While Volume 1 offers a selection of images and information on nearly one hundred buildings in Pyongyang provided by the Pyongyang Foreign Languages Publishing House and presented here without further commentary, Volume 2 sets this material within its architectural and historical context.
The Guide offers unprecedented insights into the capital of what is probably the most isolated country in the world, ruled in the third generation by a “first family” stubbornly upholding its own brand of stone-age communism.
Fascinating! I loved seeing so many pictures of buildings I'd never seen before and I learnt a lot.
Volume 1 provides the North Korean government-approved overview of the city's architecture, and Volume 2 provides critical analysis. Volume 1 is a little strange -- the captions seem to be obsessed with listing the precise dimensions and capacity of each building, but the buildings are split into logical categories and marked on a map, so it's still very useful. The photos are clear and lovely, with a number of floor plans.
Volume 2 doesn't provide as much analysis as I'd like, but I appreciated reading about the symbolism and architectural history. A chapter provides a translated and abridged version of Kim Jong-il's treatise On Architecture (which could have been further abridged to remove repetition) that provided interesting background.

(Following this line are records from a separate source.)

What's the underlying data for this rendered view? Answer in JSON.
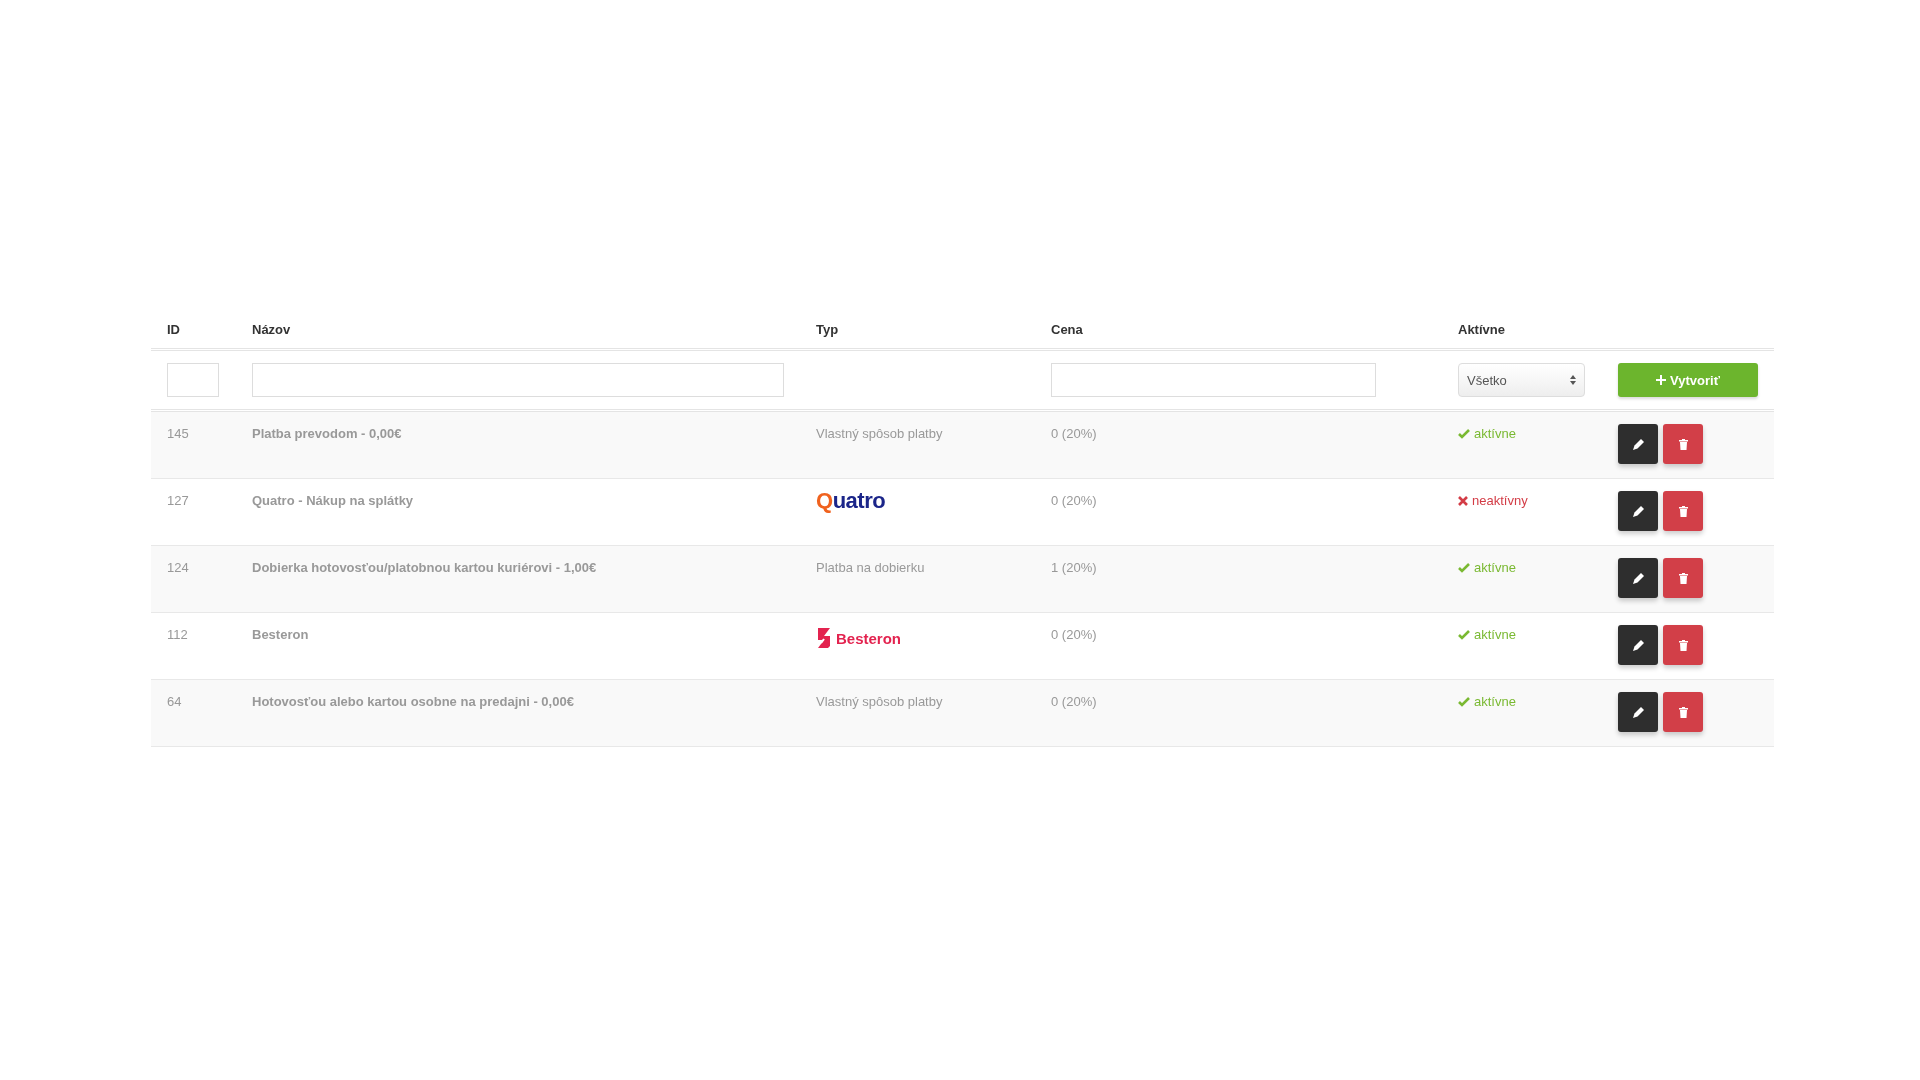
{
  "table": {
    "columns": [
      "ID",
      "Názov",
      "Typ",
      "Cena",
      "Aktívne"
    ],
    "filters": {
      "status_select": "Všetko",
      "create_button": "Vytvoriť"
    },
    "rows": [
      {
        "id": "145",
        "name": "Platba prevodom - 0,00€",
        "type": {
          "kind": "text",
          "text": "Vlastný spôsob platby"
        },
        "price": "0 (20%)",
        "active": true,
        "status": "aktívne"
      },
      {
        "id": "127",
        "name": "Quatro - Nákup na splátky",
        "type": {
          "kind": "quatro",
          "text": "Quatro"
        },
        "price": "0 (20%)",
        "active": false,
        "status": "neaktívny"
      },
      {
        "id": "124",
        "name": "Dobierka hotovosťou/platobnou kartou kuriérovi - 1,00€",
        "type": {
          "kind": "text",
          "text": "Platba na dobierku"
        },
        "price": "1 (20%)",
        "active": true,
        "status": "aktívne"
      },
      {
        "id": "112",
        "name": "Besteron",
        "type": {
          "kind": "besteron",
          "text": "Besteron"
        },
        "price": "0 (20%)",
        "active": true,
        "status": "aktívne"
      },
      {
        "id": "64",
        "name": "Hotovosťou alebo kartou osobne na predajni - 0,00€",
        "type": {
          "kind": "text",
          "text": "Vlastný spôsob platby"
        },
        "price": "0 (20%)",
        "active": true,
        "status": "aktívne"
      }
    ]
  }
}
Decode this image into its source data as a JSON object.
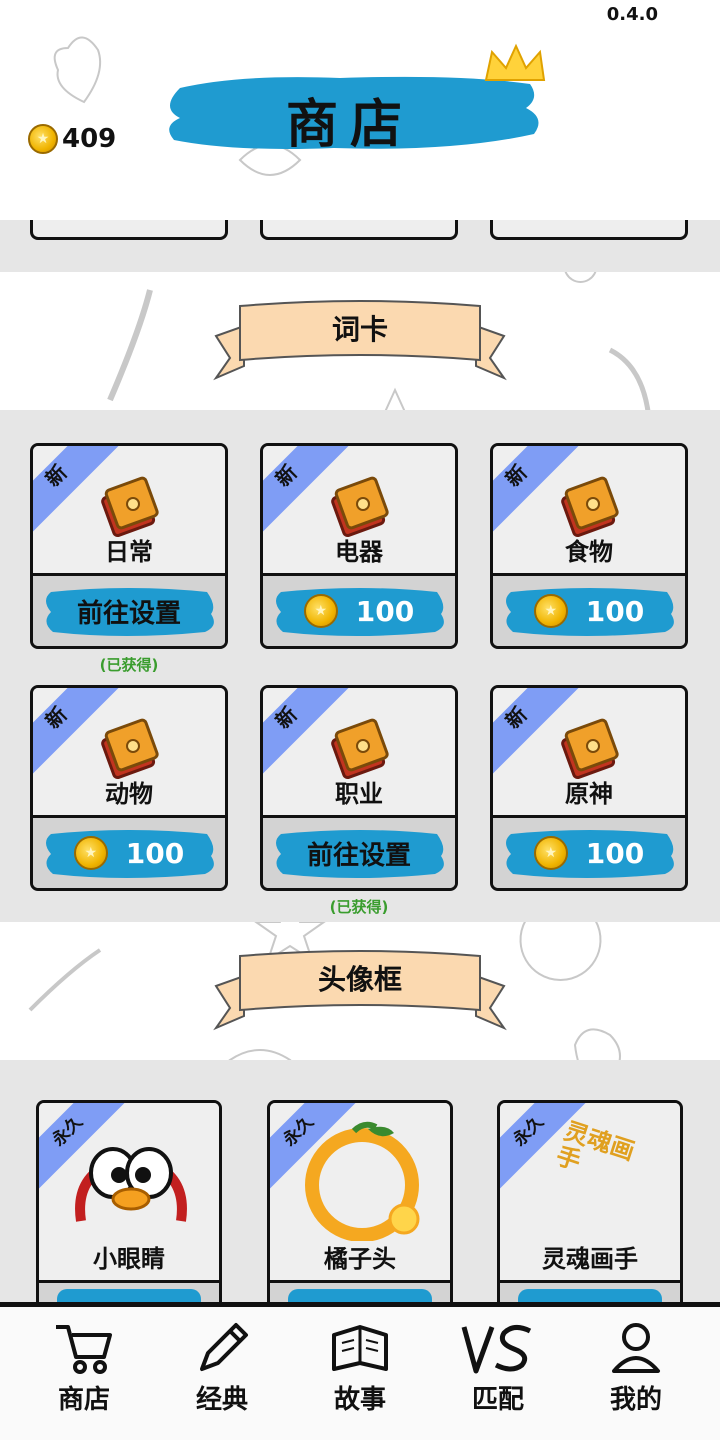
{
  "header": {
    "version": "0.4.0",
    "title": "商店",
    "coins": "409"
  },
  "sections": {
    "word_cards": {
      "ribbon_label": "词卡",
      "cards": [
        {
          "tag": "新",
          "label": "日常",
          "action": "前往设置",
          "owned_note": "(已获得)"
        },
        {
          "tag": "新",
          "label": "电器",
          "price": "100"
        },
        {
          "tag": "新",
          "label": "食物",
          "price": "100"
        },
        {
          "tag": "新",
          "label": "动物",
          "price": "100"
        },
        {
          "tag": "新",
          "label": "职业",
          "action": "前往设置",
          "owned_note": "(已获得)"
        },
        {
          "tag": "新",
          "label": "原神",
          "price": "100"
        }
      ]
    },
    "avatar_frames": {
      "ribbon_label": "头像框",
      "cards": [
        {
          "tag": "永久",
          "label": "小眼睛"
        },
        {
          "tag": "永久",
          "label": "橘子头"
        },
        {
          "tag": "永久",
          "label": "灵魂画手",
          "art_text": "灵魂画手"
        }
      ]
    }
  },
  "nav": {
    "items": [
      {
        "label": "商店",
        "icon": "cart-icon"
      },
      {
        "label": "经典",
        "icon": "pencil-icon"
      },
      {
        "label": "故事",
        "icon": "book-icon"
      },
      {
        "label": "匹配",
        "icon": "vs-icon"
      },
      {
        "label": "我的",
        "icon": "person-icon"
      }
    ]
  },
  "colors": {
    "accent_blue": "#1f9bd0",
    "tag_blue": "#7f9df5",
    "owned_green": "#3a9d2e",
    "band_grey": "#e6e6e6",
    "ribbon_peach": "#fbd9b0"
  }
}
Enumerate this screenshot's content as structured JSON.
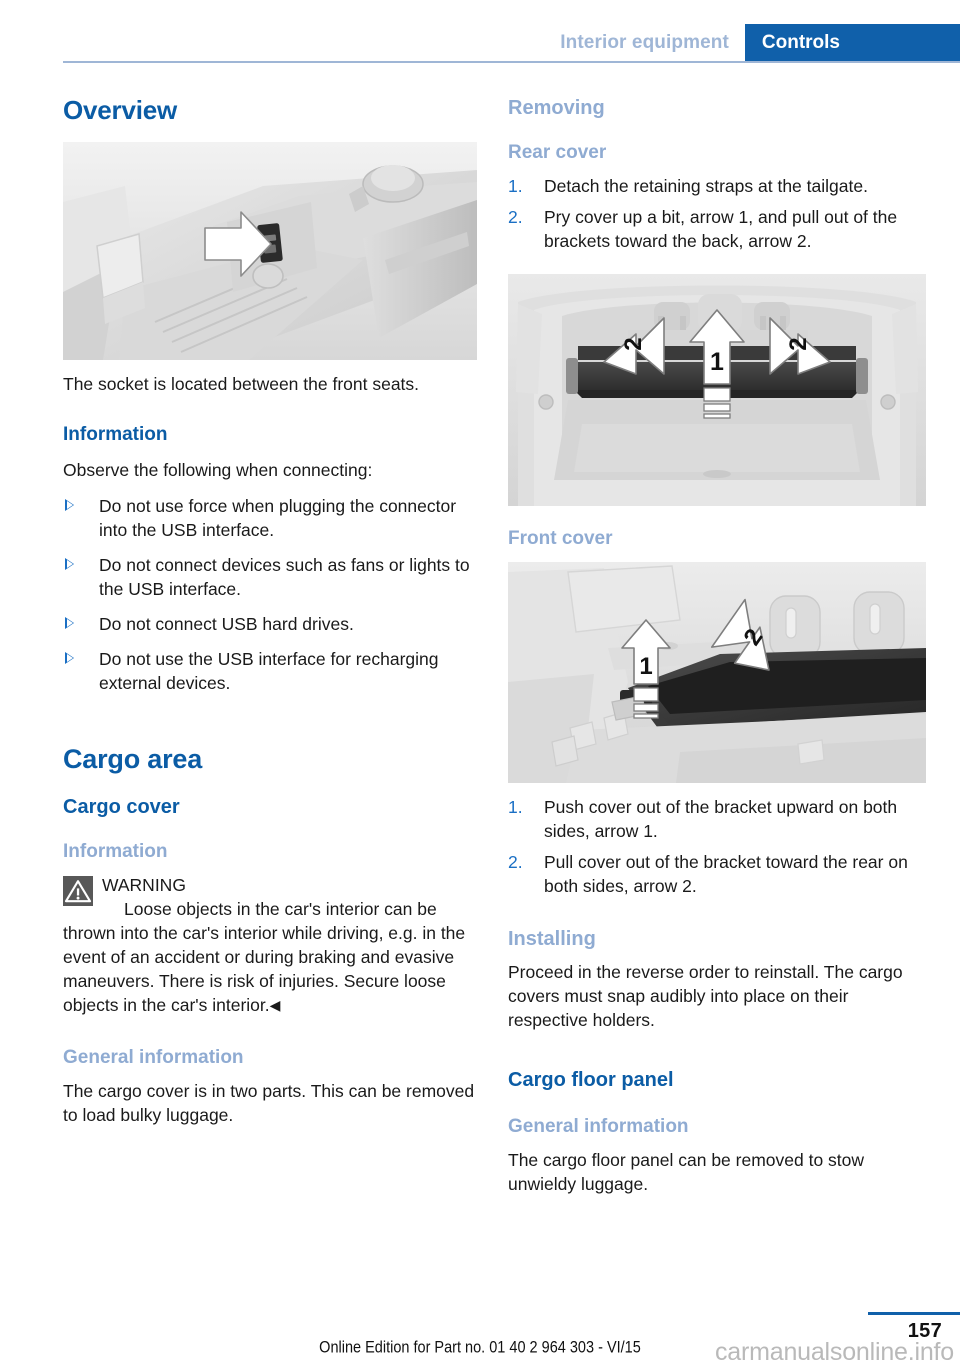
{
  "header": {
    "chapter": "Interior equipment",
    "section": "Controls"
  },
  "left_column": {
    "overview_heading": "Overview",
    "figure_socket_caption": "The socket is located between the front seats.",
    "information_heading": "Information",
    "information_intro": "Observe the following when connecting:",
    "information_bullets": [
      "Do not use force when plugging the connector into the USB interface.",
      "Do not connect devices such as fans or lights to the USB interface.",
      "Do not connect USB hard drives.",
      "Do not use the USB interface for recharging external devices."
    ],
    "cargo_area_heading": "Cargo area",
    "cargo_cover_heading": "Cargo cover",
    "cargo_information_heading": "Information",
    "warning_label": "WARNING",
    "warning_text": "Loose objects in the car's interior can be thrown into the car's interior while driving, e.g. in the event of an accident or during braking and evasive maneuvers. There is risk of injuries. Secure loose objects in the car's interior.",
    "warning_end_mark": "◀",
    "general_information_heading": "General information",
    "general_information_text": "The cargo cover is in two parts. This can be removed to load bulky luggage."
  },
  "right_column": {
    "removing_heading": "Removing",
    "rear_cover_heading": "Rear cover",
    "rear_cover_steps": [
      "Detach the retaining straps at the tailgate.",
      "Pry cover up a bit, arrow 1, and pull out of the brackets toward the back, arrow 2."
    ],
    "front_cover_heading": "Front cover",
    "front_cover_steps": [
      "Push cover out of the bracket upward on both sides, arrow 1.",
      "Pull cover out of the bracket toward the rear on both sides, arrow 2."
    ],
    "installing_heading": "Installing",
    "installing_text": "Proceed in the reverse order to reinstall. The cargo covers must snap audibly into place on their respective holders.",
    "cargo_floor_panel_heading": "Cargo floor panel",
    "floor_general_information_heading": "General information",
    "floor_general_information_text": "The cargo floor panel can be removed to stow unwieldy luggage."
  },
  "figures": {
    "rear_cover_arrow_labels": [
      "2",
      "1",
      "2"
    ],
    "front_cover_arrow_labels": [
      "1",
      "2"
    ]
  },
  "footer": {
    "edition": "Online Edition for Part no. 01 40 2 964 303 - VI/15",
    "page_number": "157",
    "watermark": "carmanualsonline.info"
  },
  "list_numbers": [
    "1.",
    "2."
  ],
  "colors": {
    "accent_blue": "#0b5ca5",
    "header_blue": "#1060aa",
    "light_blue": "#8fabd2",
    "bullet_blue": "#1a6fc4"
  }
}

The chapter by Christian Posthofen was awful though -- completely unreadable academic-speak that jarred with the rest of the book. That chapter would have benefited from serious editing and rewriting into plain English.
The books themselves are very nicely designed. I'm a little glad I wasn't able to buy it as an ebook (my usual format of choice); the box-set looks nice on a shelf!
Surprisingly, odds-defyingly comprehensive survey of the city's architecture--public buildings and private residences alike. And loaded with interesting photos--not just architectural but street scenes as well.